Board sticks with request for budget
NASHUA – Last week, the Board of Education sent a message to Mayor Donnalee Lozeau: If she wants the school budget to stay within an increase of 1 percent, she’d have to cut it herself.
After meeting with the mayor on Wednesday, the board of education revised its message.
We still don’t want to cut the budget, the board agreed to tell the mayor. But if you feel you need to, we’ll help set priorities to show you where the cuts should be made.
After hours of working and reworking a motion, with several members pitching suggestions to tweak the wording, the board voted to write the mayor that it is sticking by its budget request for Fiscal Year 2010 of $88.47 million, up 2.47 percent from the current budget.
However, the board also agreed to “provide a prioritization for a reduction” that suggested cuts that would drive the budget down to about $87.63 million, or a 1.49 percent increase, according to the motion proposed mainly by member Rick Dowd, but revised with the help of Robert Hallowell and other board members.
The board hung its discussions on establishing the 1.49 percent as a bottom-line threshold because it preserved a $45,600 school nurse position.
Speaking to the board at the beginning of the meeting, Lozeau said she was asking for the board to work with her to keep the budget increase to the 1 percent she is asking of all city departments.
But Lozeau added, “If you come in at 1.49 (percent), I’m not going to lose any sleep over it.”
Board members took her statement to be not only a green light to establish that threshold, but also a commitment that Lozeau would champion a school budget with a 1.49 percent increase when she presents it to the board of aldermen on Tuesday.
Under city charter, the mayor is empowered to cut the total amount of the school budget. She also can suggest reductions in individual spending lines, though the school board isn’t bound to honor those suggestions.
After the mayor presents the budget to the aldermen, it becomes their budget. Aldermen likewise can cut the bottom line of the school budget and suggest line-item cuts that the school board isn’t required to honor.
But Lozeau said she wanted to work with the board of education in reducing the budget rather than ignoring their wishes and acting unilaterally.
“I want to work with you, and I don’t want you to feel you’re taking this hit alone,” Lozeau said.
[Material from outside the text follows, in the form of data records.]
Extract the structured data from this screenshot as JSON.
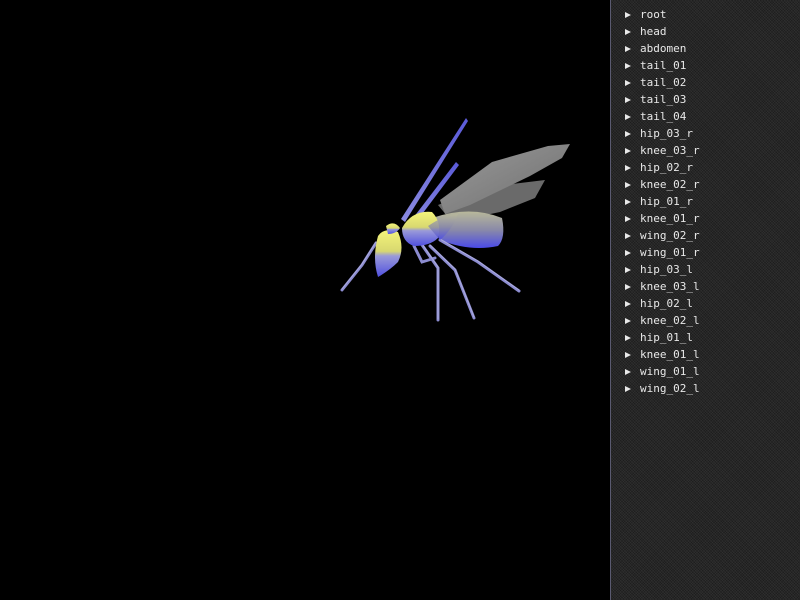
{
  "scene": {
    "model": "wasp",
    "colors": {
      "background": "#000000",
      "body_top": "#f0f070",
      "body_bottom": "#5a5ae0",
      "wing": "#8a8a8a",
      "leg": "#8888cc"
    }
  },
  "bone_panel": {
    "expand_icon": "triangle-right-icon",
    "bones": [
      "root",
      "head",
      "abdomen",
      "tail_01",
      "tail_02",
      "tail_03",
      "tail_04",
      "hip_03_r",
      "knee_03_r",
      "hip_02_r",
      "knee_02_r",
      "hip_01_r",
      "knee_01_r",
      "wing_02_r",
      "wing_01_r",
      "hip_03_l",
      "knee_03_l",
      "hip_02_l",
      "knee_02_l",
      "hip_01_l",
      "knee_01_l",
      "wing_01_l",
      "wing_02_l"
    ]
  }
}
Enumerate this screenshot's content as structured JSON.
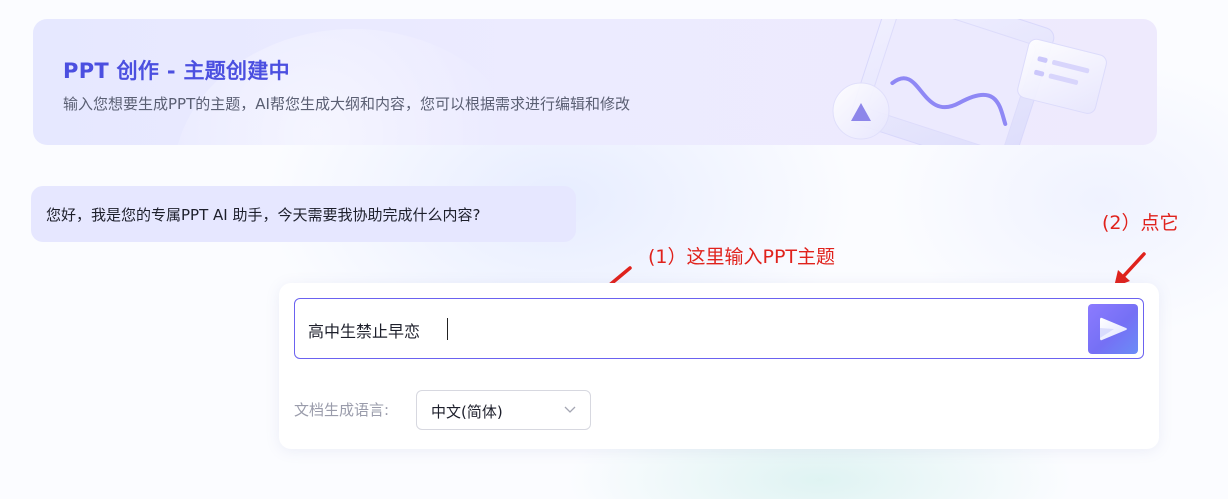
{
  "banner": {
    "title": "PPT 创作 - 主题创建中",
    "subtitle": "输入您想要生成PPT的主题，AI帮您生成大纲和内容，您可以根据需求进行编辑和修改"
  },
  "chat": {
    "greeting": "您好，我是您的专属PPT AI 助手，今天需要我协助完成什么内容?"
  },
  "topic_input": {
    "value": "高中生禁止早恋"
  },
  "language": {
    "label": "文档生成语言:",
    "selected": "中文(简体)"
  },
  "annotations": {
    "step1": "(1）这里输入PPT主题",
    "step2": "(2）点它"
  },
  "colors": {
    "accent": "#4b4fe0",
    "annotation": "#e0221c",
    "bubble": "#e6e7ff",
    "input_border": "#6b62f0"
  },
  "icons": {
    "send": "send-icon",
    "dropdown": "chevron-down-icon"
  }
}
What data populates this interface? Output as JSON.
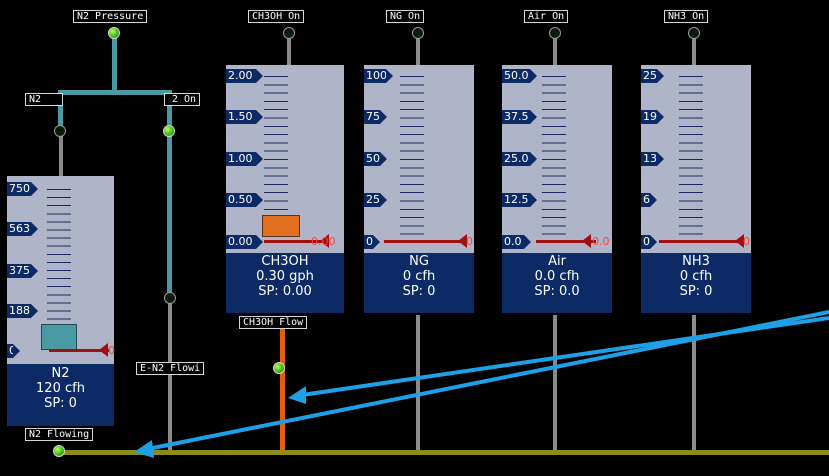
{
  "tags": {
    "n2_pressure": "N2 Pressure",
    "ch3oh_on": "CH3OH On",
    "ng_on": "NG On",
    "air_on": "Air On",
    "nh3_on": "NH3 On",
    "n2_left": "N2",
    "n2_right": "2 On",
    "e_n2_flowing": "E-N2 Flowi",
    "ch3oh_flow": "CH3OH Flow",
    "n2_flowing": "N2 Flowing"
  },
  "gauges": {
    "ch3oh": {
      "ticks": [
        "2.00",
        "1.50",
        "1.00",
        "0.50",
        "0.00"
      ],
      "zero_value": "0.00",
      "name": "CH3OH",
      "value": "0.30 gph",
      "setpoint": "SP: 0.00"
    },
    "ng": {
      "ticks": [
        "100",
        "75",
        "50",
        "25",
        "0"
      ],
      "zero_value": "0",
      "name": "NG",
      "value": "0 cfh",
      "setpoint": "SP: 0"
    },
    "air": {
      "ticks": [
        "50.0",
        "37.5",
        "25.0",
        "12.5",
        "0.0"
      ],
      "zero_value": "0.0",
      "name": "Air",
      "value": "0.0 cfh",
      "setpoint": "SP: 0.0"
    },
    "nh3": {
      "ticks": [
        "25",
        "19",
        "13",
        "6",
        "0"
      ],
      "zero_value": "0",
      "name": "NH3",
      "value": "0 cfh",
      "setpoint": "SP: 0"
    },
    "n2": {
      "ticks": [
        "750",
        "563",
        "375",
        "188",
        "0"
      ],
      "zero_value": "0",
      "name": "N2",
      "value": "120 cfh",
      "setpoint": "SP: 0"
    }
  },
  "colors": {
    "gauge_body": "#b0b4c8",
    "gauge_label": "#0b2a66",
    "led_on": "#3cb81c",
    "pipe_teal": "#4a9aa4",
    "pipe_orange": "#e06010",
    "pipe_olive": "#8c8c1c",
    "arrow": "#1ea0e6"
  }
}
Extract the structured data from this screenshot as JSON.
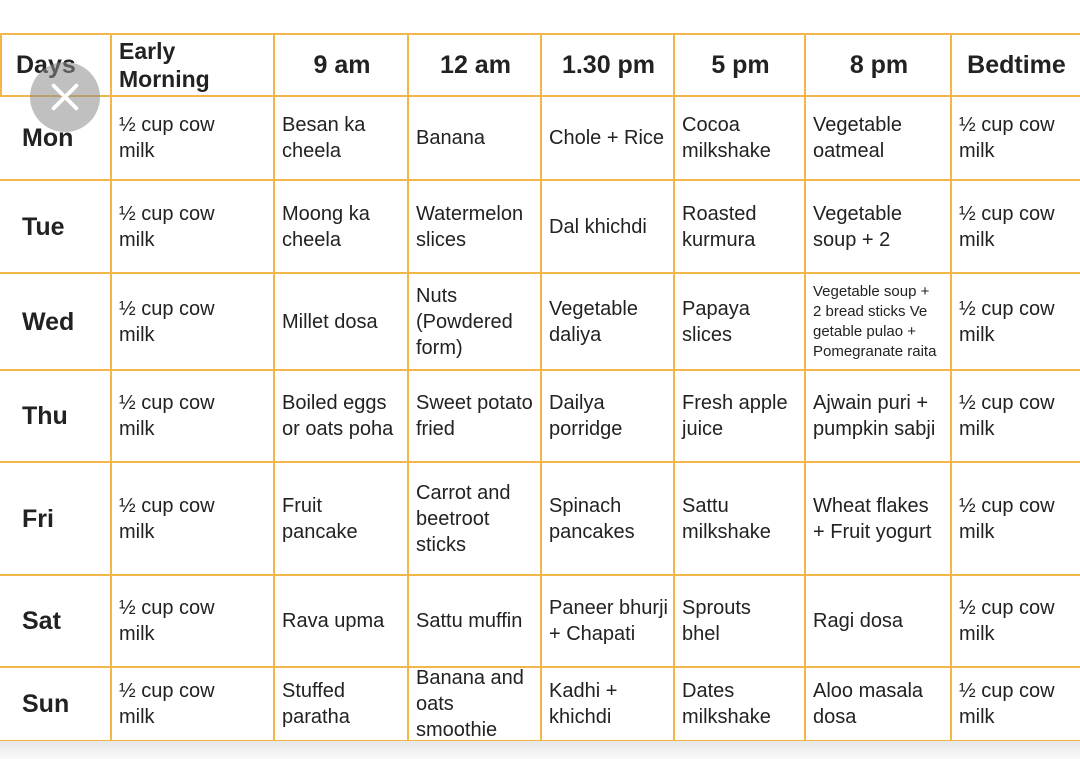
{
  "table": {
    "headers": [
      "Days",
      "Early\nMorning",
      "9 am",
      "12 am",
      "1.30 pm",
      "5 pm",
      "8 pm",
      "Bedtime"
    ],
    "rows": [
      {
        "day": "Mon",
        "cells": [
          "½ cup cow\nmilk",
          "Besan ka\ncheela",
          "Banana",
          "Chole + Rice",
          "Cocoa\nmilkshake",
          "Vegetable\noatmeal",
          "½ cup cow\nmilk"
        ]
      },
      {
        "day": "Tue",
        "cells": [
          "½ cup cow\nmilk",
          "Moong ka\ncheela",
          "Watermelon\nslices",
          "Dal khichdi",
          "Roasted\nkurmura",
          "Vegetable\nsoup + 2",
          "½ cup cow\nmilk"
        ]
      },
      {
        "day": "Wed",
        "cells": [
          "½ cup cow\nmilk",
          "Millet dosa",
          "Nuts\n(Powdered\nform)",
          "Vegetable\ndaliya",
          "Papaya\nslices",
          "Vegetable soup +\n2 bread sticks Ve\ngetable pulao +\nPomegranate raita",
          "½ cup cow\nmilk"
        ]
      },
      {
        "day": "Thu",
        "cells": [
          "½ cup cow\nmilk",
          "Boiled eggs\nor oats poha",
          "Sweet potato\nfried",
          "Dailya\nporridge",
          "Fresh apple\njuice",
          "Ajwain puri +\npumpkin sabji",
          "½ cup cow\nmilk"
        ]
      },
      {
        "day": "Fri",
        "cells": [
          "½ cup cow\nmilk",
          "Fruit\npancake",
          "Carrot and\nbeetroot\n sticks",
          "Spinach\npancakes",
          "Sattu\nmilkshake",
          "Wheat flakes\n+ Fruit yogurt",
          "½ cup cow\nmilk"
        ]
      },
      {
        "day": "Sat",
        "cells": [
          "½ cup cow\nmilk",
          "Rava upma",
          "Sattu muffin",
          "Paneer bhurji\n+ Chapati",
          "Sprouts\nbhel",
          "Ragi dosa",
          "½ cup cow\nmilk"
        ]
      },
      {
        "day": "Sun",
        "cells": [
          "½ cup cow\nmilk",
          "Stuffed\nparatha",
          "Banana and\noats smoothie",
          "Kadhi +\nkhichdi",
          "Dates\nmilkshake",
          "Aloo masala\ndosa",
          "½ cup cow\nmilk"
        ]
      }
    ]
  },
  "overlay": {
    "close_icon": "close-icon"
  },
  "colors": {
    "grid": "#f2b64a",
    "close_bg": "#8c8c8c"
  }
}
The school board should stick to its guns and present what it feels is an adequate budget to fund the schools, member Jack Kelley said.
“I feel we have to go forward with what we feel the district needs to operate,” Kelley said.
Later in the discussion, he argued that the school board shouldn’t agree in principle with the mayor that the budget should be reduced, only set priorities for cuts if they’re unavoidable, with the understanding that the money should be restored if additional revenue is found.
Lozeau called Kelley out on comments he made last week that appeared to say the mayor was looking to cover herself politically by requesting the budget cuts.
Kelley apologized for the remark.
“As soon as I made the comment, I knew it was going to be in The Telegraph’s article. I knew it,” Kelley said.
What he meant to say was that the mayor had the right to make reductions in the budget’s bottom line, Kelley said.
As for the list of priorities to get to the 1.49 percent threshold, the board of education earmarked seven areas.
In order of priority:
$97,000 from salary increases. These could be made up through attrition if an administrator or veteran teachers retire and are replaced by inexperienced teachers, or by reductions in nonunion salaries.
$213,000 from plant operations.
$150,000 from special services.
$52,552 in media and technical services.
$223,289 from middle school instruction.
$47,965 in student services from the summer school program.
$57,336 from career and technical instruction. The board’s feeling was that money could be found from another source, perhaps economic stimulus funds.